Welcome to Stats in the Wild! Most people think of statistics as a dry list of formulas, but in reality, it is the language of evidence. This semester, Professor Baker is challenging you to stop being a passive consumer of data and become an active researcher. You won't just be solving for $x$ in a vacuum; you will be conducting a complete statistical study to answer a question that actually matters to you.
The Four Pillars of Data Science
To ensure the integrity of your research, your project will move through four critical stages:
- Inquiry: Asking a question that can actually be measured (e.g., "Do athletes have faster reaction times?").
- Collection: Gathering data without "stacking the deck." You need to minimize bias to ensure your sample represents the population.
- Visualization: Transforming a messy list of numbers into a story using histograms and box plots.

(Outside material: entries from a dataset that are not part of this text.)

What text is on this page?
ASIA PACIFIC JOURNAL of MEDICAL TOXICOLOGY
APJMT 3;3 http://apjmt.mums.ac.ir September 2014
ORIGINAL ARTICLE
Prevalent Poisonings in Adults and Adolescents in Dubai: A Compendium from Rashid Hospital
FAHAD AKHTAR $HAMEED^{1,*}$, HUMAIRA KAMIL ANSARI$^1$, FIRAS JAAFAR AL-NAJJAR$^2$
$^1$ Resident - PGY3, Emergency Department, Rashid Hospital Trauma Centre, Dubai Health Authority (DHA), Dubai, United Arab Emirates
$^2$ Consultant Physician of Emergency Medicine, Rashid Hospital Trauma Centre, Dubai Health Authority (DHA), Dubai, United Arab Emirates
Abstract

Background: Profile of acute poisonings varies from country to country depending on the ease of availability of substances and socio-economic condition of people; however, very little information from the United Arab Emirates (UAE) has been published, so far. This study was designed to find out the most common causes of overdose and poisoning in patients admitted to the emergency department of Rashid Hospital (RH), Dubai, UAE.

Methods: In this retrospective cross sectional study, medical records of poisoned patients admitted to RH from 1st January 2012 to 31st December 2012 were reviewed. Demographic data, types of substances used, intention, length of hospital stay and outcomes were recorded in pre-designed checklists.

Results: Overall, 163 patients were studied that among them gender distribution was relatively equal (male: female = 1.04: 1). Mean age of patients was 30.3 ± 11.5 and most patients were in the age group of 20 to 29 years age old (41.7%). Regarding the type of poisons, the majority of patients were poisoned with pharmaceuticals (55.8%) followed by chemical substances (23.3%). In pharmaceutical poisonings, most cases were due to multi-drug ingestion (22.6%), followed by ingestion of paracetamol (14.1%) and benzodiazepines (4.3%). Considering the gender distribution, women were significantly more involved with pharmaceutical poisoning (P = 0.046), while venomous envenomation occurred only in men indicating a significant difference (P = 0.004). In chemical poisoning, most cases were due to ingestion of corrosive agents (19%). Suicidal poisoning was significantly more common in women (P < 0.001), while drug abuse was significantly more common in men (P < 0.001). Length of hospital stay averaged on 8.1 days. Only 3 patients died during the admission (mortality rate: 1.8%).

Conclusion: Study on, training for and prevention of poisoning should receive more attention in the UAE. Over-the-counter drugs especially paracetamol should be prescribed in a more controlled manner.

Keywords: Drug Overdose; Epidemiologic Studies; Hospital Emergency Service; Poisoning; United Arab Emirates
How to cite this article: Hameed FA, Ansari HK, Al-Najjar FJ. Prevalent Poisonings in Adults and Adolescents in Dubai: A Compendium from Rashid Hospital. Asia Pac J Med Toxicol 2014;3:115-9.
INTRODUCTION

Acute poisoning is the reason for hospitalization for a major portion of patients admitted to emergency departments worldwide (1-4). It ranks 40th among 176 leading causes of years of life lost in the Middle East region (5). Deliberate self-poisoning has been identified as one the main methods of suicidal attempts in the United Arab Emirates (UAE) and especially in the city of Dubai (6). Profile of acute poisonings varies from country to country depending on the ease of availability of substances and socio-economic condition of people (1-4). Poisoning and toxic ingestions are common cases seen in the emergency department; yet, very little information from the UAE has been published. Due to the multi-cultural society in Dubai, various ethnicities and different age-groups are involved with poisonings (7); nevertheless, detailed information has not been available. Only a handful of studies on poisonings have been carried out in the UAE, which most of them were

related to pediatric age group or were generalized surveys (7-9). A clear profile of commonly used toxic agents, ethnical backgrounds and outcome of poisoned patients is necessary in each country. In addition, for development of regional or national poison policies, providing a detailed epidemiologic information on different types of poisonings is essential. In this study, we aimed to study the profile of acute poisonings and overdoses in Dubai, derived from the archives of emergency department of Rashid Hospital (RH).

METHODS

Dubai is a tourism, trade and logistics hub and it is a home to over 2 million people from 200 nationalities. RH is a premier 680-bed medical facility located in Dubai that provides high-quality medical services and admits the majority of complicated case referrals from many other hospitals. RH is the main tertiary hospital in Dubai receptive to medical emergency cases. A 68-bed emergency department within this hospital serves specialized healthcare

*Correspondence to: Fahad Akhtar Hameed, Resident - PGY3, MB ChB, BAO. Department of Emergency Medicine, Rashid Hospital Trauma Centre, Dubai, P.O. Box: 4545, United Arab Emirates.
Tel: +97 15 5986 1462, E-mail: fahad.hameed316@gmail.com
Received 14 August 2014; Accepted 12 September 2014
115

- Inference: Using a hypothesis test to decide if your results are a real phenomenon or just a lucky coincidence.
The Mathematics of Evidence
Once you have collected your data (aiming for a sample size of $n \geq 30$ to satisfy the Central Limit Theorem), you will dive into the math. Your "Testing Checklist" includes:
- Descriptive Statistics: Calculate the mean ($\bar{x}$) and standard deviation ($s$).
- The Test Statistic: Calculate your $t$-score or $z$-score depending on your data type.
- The P-Value: Think of this as the "Fluke Factor." A P-value of $0.03$ means there is only a $3\%$ chance your results happened by pure luck.
Ultimately, you will answer the most important question in science: Is the effect I'm seeing statistically significant, or is it just noise? Remember, in science, failing to reject the null hypothesis is just as valid as rejecting it—rigor matters more than being "right"!